Il est urgent, pour la liberté, l'inclusion sociale et la démocratie, de défendre ce qui est devenu connu sous le nom de "société civile"—ce réseau d'associations formelles et informelles à travers lequel les citoyens interagissent et prennent des actions collectives sur des questions qui affectent leur vie. Les théoriciens politiques s'accordent depuis des siècles à dire que ces associations sont essentielles pour la santé des sociétés démocratiques libérales, car elles permettent de maintenir la vigilance sur les valeurs et institutions clés, et d'initier la résistance contre toutes les formes de gouvernance autoritaire.
L'un des premiers grands théoriciens de la société civile fut Alexis de Tocqueville, un aristocrate français, qui s'inquiétait des possibilités et des périls de l'implication populaire en politique après les événements tumultueux survenus en France entre la prise de la Bastille en 1789 et la chute de Napoléon Ier en 1815. Lors de son voyage aux États-Unis en 1832-1833, il appliqua une analyse similaire et très détaillée à leur système politique. Tocqueville pensait que l'implication des citoyens en politique était d'une grande valeur, mais qu'elle comportait aussi des risques. Les gens pouvaient rapidement être mobilisés par des démagogues qui les utilisaient à des fins autoritaires.
Dans son premier grand ouvrage, L'Ancien Régime et la Révolution (1827), Tocqueville analysa les facteurs qui rendirent la France vulnérable aux événements dramatiques de 1789 et à ses conséquences. Il souligna particulièrement que, pendant le XVIIIe siècle, les propriétaires terriens aristocrates passaient de plus en plus de temps à la cour de Versailles, négligeant leurs domaines et les populations des petites villes et campagnes. Ce manque d'attention au mécontentement populaire dans les années précédant 1789 contribua à l'échec à résoudre les critiques formulées par des philosophes comme Voltaire et Rousseau. Selon lui, une société civile plus saine, dirigée bienveillant par une aristocratie ayant une conscience sociale, aurait pu éviter cette débâcle.
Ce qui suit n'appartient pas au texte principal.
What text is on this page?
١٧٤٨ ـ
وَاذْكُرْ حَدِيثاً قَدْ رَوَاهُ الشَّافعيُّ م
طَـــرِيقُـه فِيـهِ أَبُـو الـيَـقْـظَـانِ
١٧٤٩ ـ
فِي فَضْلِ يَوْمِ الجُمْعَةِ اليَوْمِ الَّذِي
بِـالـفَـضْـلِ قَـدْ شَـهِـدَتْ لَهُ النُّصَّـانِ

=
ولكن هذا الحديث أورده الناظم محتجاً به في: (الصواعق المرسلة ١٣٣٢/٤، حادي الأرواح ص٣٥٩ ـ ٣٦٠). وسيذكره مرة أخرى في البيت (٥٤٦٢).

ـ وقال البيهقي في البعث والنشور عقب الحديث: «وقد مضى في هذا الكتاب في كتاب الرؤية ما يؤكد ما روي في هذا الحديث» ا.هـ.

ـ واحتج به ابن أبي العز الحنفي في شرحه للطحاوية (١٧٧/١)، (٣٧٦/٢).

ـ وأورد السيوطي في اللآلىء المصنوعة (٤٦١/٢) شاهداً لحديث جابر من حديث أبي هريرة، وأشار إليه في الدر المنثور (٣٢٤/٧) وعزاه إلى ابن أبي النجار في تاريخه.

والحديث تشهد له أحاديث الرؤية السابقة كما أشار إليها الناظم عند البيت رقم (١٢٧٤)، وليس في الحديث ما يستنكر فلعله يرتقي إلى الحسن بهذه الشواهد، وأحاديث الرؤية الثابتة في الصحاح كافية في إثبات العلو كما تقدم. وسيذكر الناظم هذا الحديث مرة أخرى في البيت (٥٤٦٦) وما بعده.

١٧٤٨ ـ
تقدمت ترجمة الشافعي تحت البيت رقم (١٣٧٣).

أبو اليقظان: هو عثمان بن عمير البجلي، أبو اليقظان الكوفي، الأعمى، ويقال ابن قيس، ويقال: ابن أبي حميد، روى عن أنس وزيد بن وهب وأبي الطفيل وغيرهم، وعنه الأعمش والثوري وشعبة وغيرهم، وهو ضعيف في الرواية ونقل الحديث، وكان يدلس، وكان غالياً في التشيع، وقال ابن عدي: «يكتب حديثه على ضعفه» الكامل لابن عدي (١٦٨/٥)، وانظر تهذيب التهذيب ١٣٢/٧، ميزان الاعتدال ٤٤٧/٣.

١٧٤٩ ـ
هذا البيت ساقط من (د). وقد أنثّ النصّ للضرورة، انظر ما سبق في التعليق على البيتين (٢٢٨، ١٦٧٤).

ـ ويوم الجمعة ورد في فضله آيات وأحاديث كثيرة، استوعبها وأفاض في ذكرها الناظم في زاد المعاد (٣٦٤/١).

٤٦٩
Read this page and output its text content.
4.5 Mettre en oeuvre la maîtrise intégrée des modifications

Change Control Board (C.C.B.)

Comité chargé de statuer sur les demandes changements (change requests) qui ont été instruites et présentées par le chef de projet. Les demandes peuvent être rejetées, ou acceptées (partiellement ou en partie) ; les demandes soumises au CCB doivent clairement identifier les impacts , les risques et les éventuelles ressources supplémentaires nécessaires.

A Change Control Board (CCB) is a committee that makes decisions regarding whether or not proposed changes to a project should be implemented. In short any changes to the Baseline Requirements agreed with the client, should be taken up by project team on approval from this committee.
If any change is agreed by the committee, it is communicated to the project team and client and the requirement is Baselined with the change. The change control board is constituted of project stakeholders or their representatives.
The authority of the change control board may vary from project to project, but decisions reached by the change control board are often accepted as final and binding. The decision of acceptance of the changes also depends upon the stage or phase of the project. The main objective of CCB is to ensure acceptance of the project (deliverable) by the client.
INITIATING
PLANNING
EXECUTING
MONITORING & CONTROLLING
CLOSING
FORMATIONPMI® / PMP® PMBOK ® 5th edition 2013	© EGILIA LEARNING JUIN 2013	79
Le second ouvrage majeur de Tocqueville, De la démocratie en Amérique (1836-1839), fut inspiré par ses voyages aux États-Unis. Il fut particulièrement impressionné par les réseaux d'organisations locales, créées pour des objectifs économiques, sociaux et religieux dans chaque État. Ces associations volontaires, expliqua-t-il, étaient la clé de la vitalité de la démocratie américaine et de la responsabilité des gouvernements, à tous les niveaux, vis-à-vis de leurs actions et omissions. Une telle société civile était essentielle à un régime populaire fonctionnel. Toutefois, Tocqueville mettait en garde contre la possibilité que cette société se transforme en une "société de masse", où les gens se rassembleraient en une nouvelle forme de foule, semblable à celle vécue lors de la Révolution française. Cette évolution pourrait, selon lui, conduire à l'élection de dirigeants autoritaires, avec tous les dangers associés. Une société civile riche en organisations variées constituait, pour Tocqueville, une protection contre ce dérapage.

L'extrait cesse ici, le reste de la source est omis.